In the age of streaming wars, sometimes you have to rebrand to get people's attention, and that's what ViacomCBS is hoping for later this year. Variety reports that the company's previously announced CBS All Access rebrand will take effect March 4 with the launch of Paramount+, an expanded streaming home for original series like Star Trek: Picard, The Stand, Star Trek: Discovery and The Twilight Zone revival, which will also serve as a hub for the company's massive library of programming.
CBS All Access launched in the fall of 2014 with the promise of both live TV viewing through dozens of local CBS affiliates, including NFL games, and an expansive selection of previously completed and ongoing CBS programming. Three years later, the streaming service finally launched its original programming with The Good Wife spinoff The Good Fight and, later in 2017, the first original Star Trek streaming series, Star Trek: Discovery. More original programming has since followed, as CBS All Access has become home to a growing universe of Star Trek programming in particular, including Picard and the animated comedy series Star Trek: Lower Decks.
Now those series, and other genre hits like The Twilight Zone and The Stand, will be making the switch to the new brand, which hopes to unite the previously existing CBS All Access programming slate with an expanded roster under the Paramount+ name.
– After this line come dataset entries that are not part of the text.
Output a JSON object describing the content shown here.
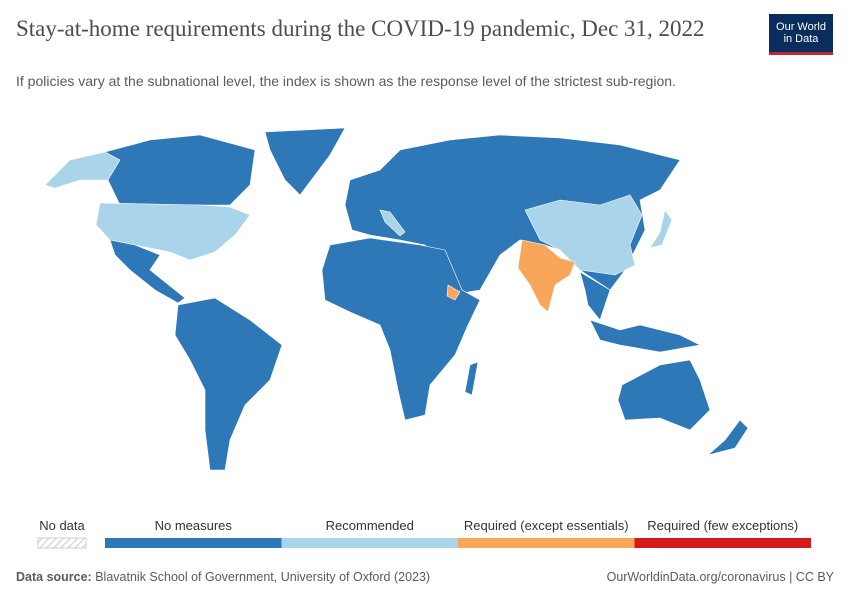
{
  "header": {
    "title": "Stay-at-home requirements during the COVID-19 pandemic, Dec 31, 2022",
    "subtitle": "If policies vary at the subnational level, the index is shown as the response level of the strictest sub-region.",
    "logo": [
      "Our World",
      "in Data"
    ]
  },
  "legend": {
    "no_data": "No data",
    "items": [
      {
        "label": "No measures",
        "color": "#2e78b8"
      },
      {
        "label": "Recommended",
        "color": "#a9d4ea"
      },
      {
        "label": "Required (except essentials)",
        "color": "#f7a65a"
      },
      {
        "label": "Required (few exceptions)",
        "color": "#d7191c"
      }
    ]
  },
  "footer": {
    "source_label": "Data source:",
    "source": "Blavatnik School of Government, University of Oxford (2023)",
    "url": "OurWorldinData.org/coronavirus | CC BY"
  }
}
ViacomCBS has already announced several new series that will be hitting the streamer in the near future, including The Offer, a series about the making of Paramount's The Godfather, a new edition of music docuseries Behind the Music, and docuseries titled The Real Criminal Minds, spinning off the popular CBS procedural Criminal Minds.
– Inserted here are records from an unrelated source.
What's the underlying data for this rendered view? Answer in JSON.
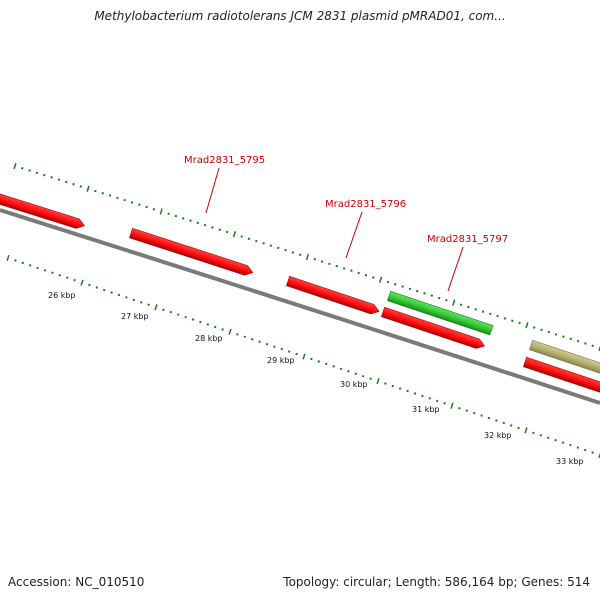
{
  "title": "Methylobacterium radiotolerans JCM 2831 plasmid pMRAD01, com...",
  "footer": {
    "accession": "Accession: NC_010510",
    "stats": "Topology: circular; Length: 586,164 bp; Genes: 514"
  },
  "colors": {
    "forward_gene": "#ff1a1a",
    "reverse_gene": "#33cc33",
    "other_gene": "#b5b070",
    "backbone": "#7a7a7a",
    "ticks": "#1e7a1e",
    "gene_label": "#cc0000"
  },
  "gene_labels": [
    {
      "id": "g5795",
      "text": "Mrad2831_5795"
    },
    {
      "id": "g5796",
      "text": "Mrad2831_5796"
    },
    {
      "id": "g5797",
      "text": "Mrad2831_5797"
    }
  ],
  "kbp_labels": [
    "26 kbp",
    "27 kbp",
    "28 kbp",
    "29 kbp",
    "30 kbp",
    "31 kbp",
    "32 kbp",
    "33 kbp"
  ],
  "genes": [
    {
      "id": "gA",
      "strand": "forward"
    },
    {
      "id": "g5795",
      "strand": "forward"
    },
    {
      "id": "g5796",
      "strand": "forward"
    },
    {
      "id": "g5797",
      "strand": "forward"
    },
    {
      "id": "gR1",
      "strand": "reverse"
    },
    {
      "id": "gT1",
      "strand": "other"
    },
    {
      "id": "gE1",
      "strand": "forward"
    }
  ]
}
The end goal of all of this is to roll out 30,000 episodes and movies from the ViacomCBS library, along with original programming, to make Paramount+ more attractive to subscribers at a time when Netflix, Disney+, and HBO Max are all making major pushes of their own to keep customers interested. With that in mind, of course, we have to wonder if that means ViacomCBS might also eventually push for previously announced theatrical movies to make the leap to streaming instead.
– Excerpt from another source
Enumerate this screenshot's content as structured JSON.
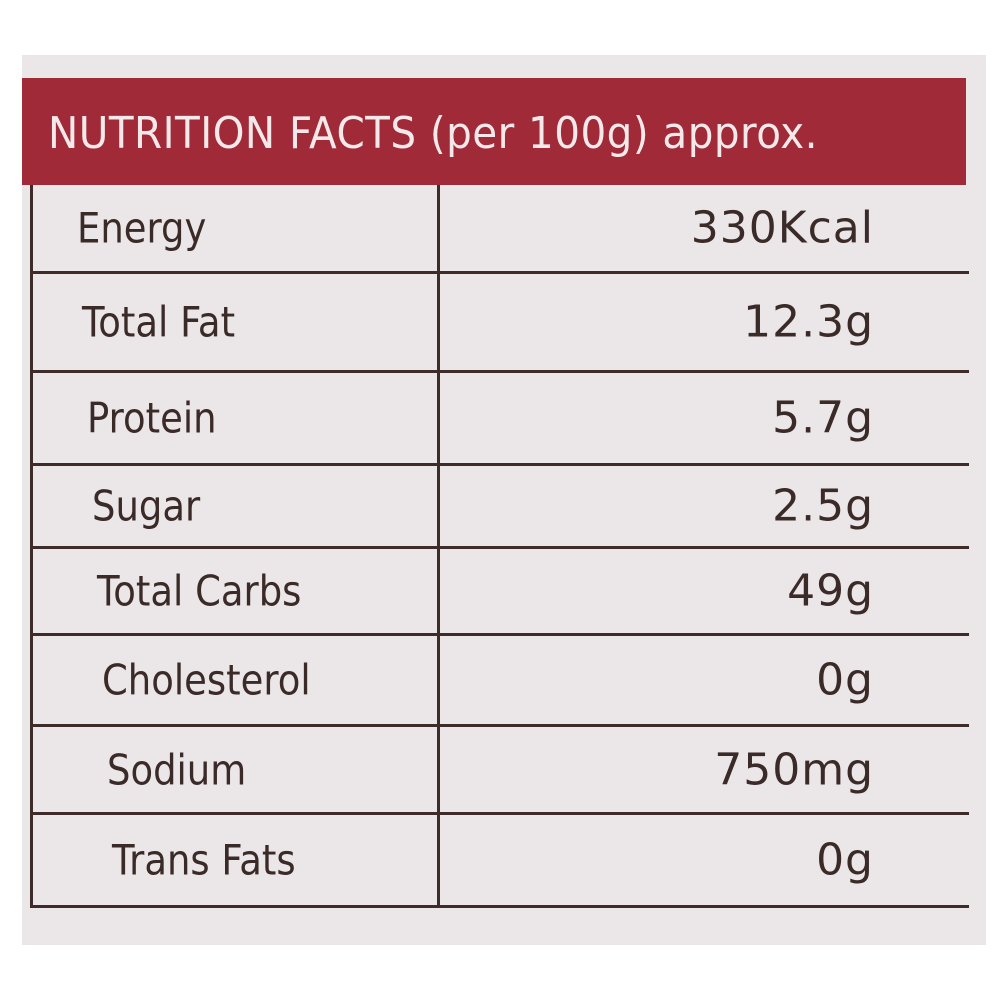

It's something both Disney and Warner Bros. have already tried with various releases, most recently Wonder Woman 1984 on HBO Max and Soul on Disney+, and Paramount has been sitting on A Quiet Place Part II since the early days of the COVID-19 lockdown, to name just one example. Is that another option in the Paramount+ toolkit? ViacomCBS has announced an investor presentation on February 24 to break down their streaming plans going forward, so we might soon find out.
Even if theatrical releases don't get pushed there, though, it'll be worth paying attention to see what else Paramount+ is bringing to the table at a time when everyone with a streaming service is battling for more eyeballs.